The BCA’s stated rationale is to allow for successful and sustainable implementation, given the need to “develop internal capabilities and capacity.” This has been a common pushback across all major global economies with proposed mandatory reporting mechanisms. Notably, the scope of the Australian legislation differs from the EU’s Corporate Sustainability Reporting Directive (CSRD) in terms of the criteria for being a large business and therefore those obliged to report in the short-term, with CSRD thresholds for inclusion in mandatory reporting set far lower.
ICYMI
- Capital Group launches multi-thematic Article 8 funds. Global equity, fixed income and multi-assets will be available to European and Asian investors following Capital Group’s launch of its latest sustainable investment offering.
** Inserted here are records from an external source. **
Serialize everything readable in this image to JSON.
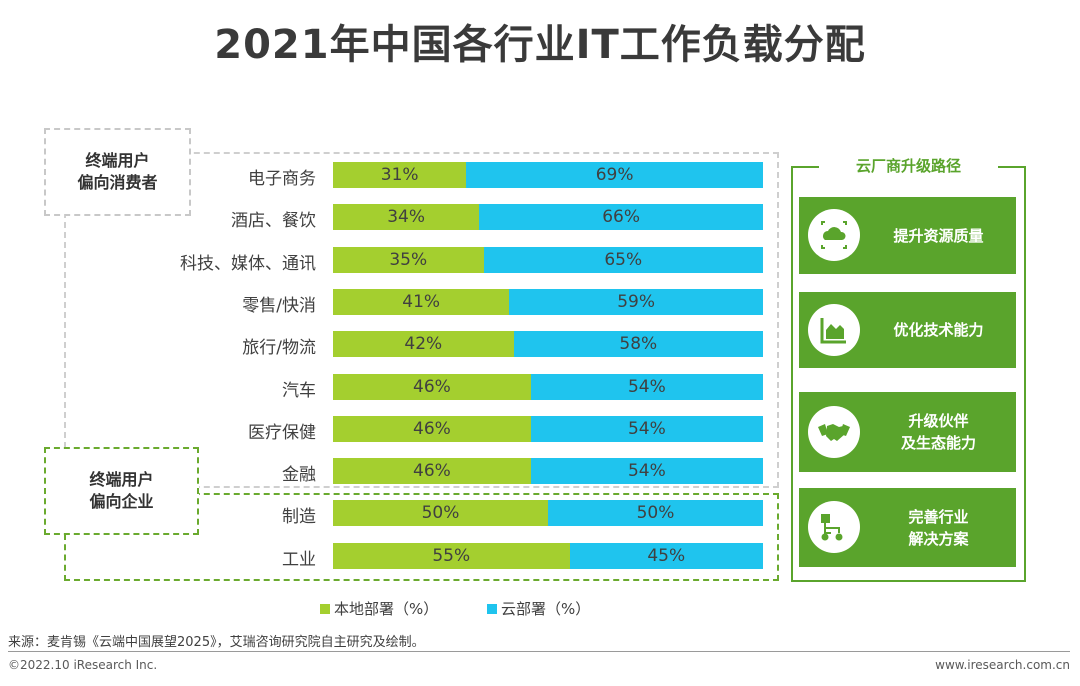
{
  "title": "2021年中国各行业IT工作负载分配",
  "segments": {
    "consumer": "终端用户\n偏向消费者",
    "enterprise": "终端用户\n偏向企业"
  },
  "chart_data": {
    "type": "bar",
    "orientation": "horizontal",
    "stacked": true,
    "percent_stacked": true,
    "title": "2021年中国各行业IT工作负载分配",
    "categories": [
      "电子商务",
      "酒店、餐饮",
      "科技、媒体、通讯",
      "零售/快消",
      "旅行/物流",
      "汽车",
      "医疗保健",
      "金融",
      "制造",
      "工业"
    ],
    "series": [
      {
        "name": "本地部署（%）",
        "color": "#a4cf2f",
        "values": [
          31,
          34,
          35,
          41,
          42,
          46,
          46,
          46,
          50,
          55
        ]
      },
      {
        "name": "云部署（%）",
        "color": "#1fc4ee",
        "values": [
          69,
          66,
          65,
          59,
          58,
          54,
          54,
          54,
          50,
          45
        ]
      }
    ],
    "data_labels": [
      [
        "31%",
        "34%",
        "35%",
        "41%",
        "42%",
        "46%",
        "46%",
        "46%",
        "50%",
        "55%"
      ],
      [
        "69%",
        "66%",
        "65%",
        "59%",
        "58%",
        "54%",
        "54%",
        "54%",
        "50%",
        "45%"
      ]
    ],
    "xlim": [
      0,
      100
    ],
    "legend": "bottom"
  },
  "panel": {
    "title": "云厂商升级路径",
    "items": [
      {
        "label": "提升资源质量",
        "icon": "cloud-icon"
      },
      {
        "label": "优化技术能力",
        "icon": "area-chart-icon"
      },
      {
        "label": "升级伙伴\n及生态能力",
        "icon": "handshake-icon"
      },
      {
        "label": "完善行业\n解决方案",
        "icon": "flowchart-icon"
      }
    ]
  },
  "footer": {
    "source": "来源：麦肯锡《云端中国展望2025》，艾瑞咨询研究院自主研究及绘制。",
    "copyright": "©2022.10 iResearch Inc.",
    "website": "www.iresearch.com.cn"
  },
  "colors": {
    "accent_green": "#5aa42c",
    "local": "#a4cf2f",
    "cloud": "#1fc4ee"
  }
}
Each fund will be classified as Article 8 under SFDR, and will invest across multiple sustainable themes, including ‘financial inclusion’, ‘energy transition’ and ‘health and wellbeing’.
- ESG AUM set to top $40 trillion by 2030. Recent analysis from Bloomberg Intelligence found that despite slower growth and polarized sentiment, the ESG market is nevertheless predicted to surpass $40 trillion by 2030, anchoring the $140 trillion of projected assets under management globally. Europe is set to remain the most significant contributor, while the US may stagnate amid the election and ESG backlash.
- Number of FTSE 100 firms referencing Scope 3 jumps almost 30%. FTSE 100 firms are stepping up their net-zero activity despite referring to ‘ESG’ less in their recent annual reports. According to a study by the law firm Irwin Mitchell, there was a 3% reduction in the use of the ‘ESG’ acronym, but a 26.8% increase in the use of environmental terms such as ‘Scope 3’, ‘climate change’, ‘net zero’ and ‘decarbonisation’. At present, 80% of companies in the FTSE 100 refer to Scope 3 emissions, marking a significant rise compared to previous years.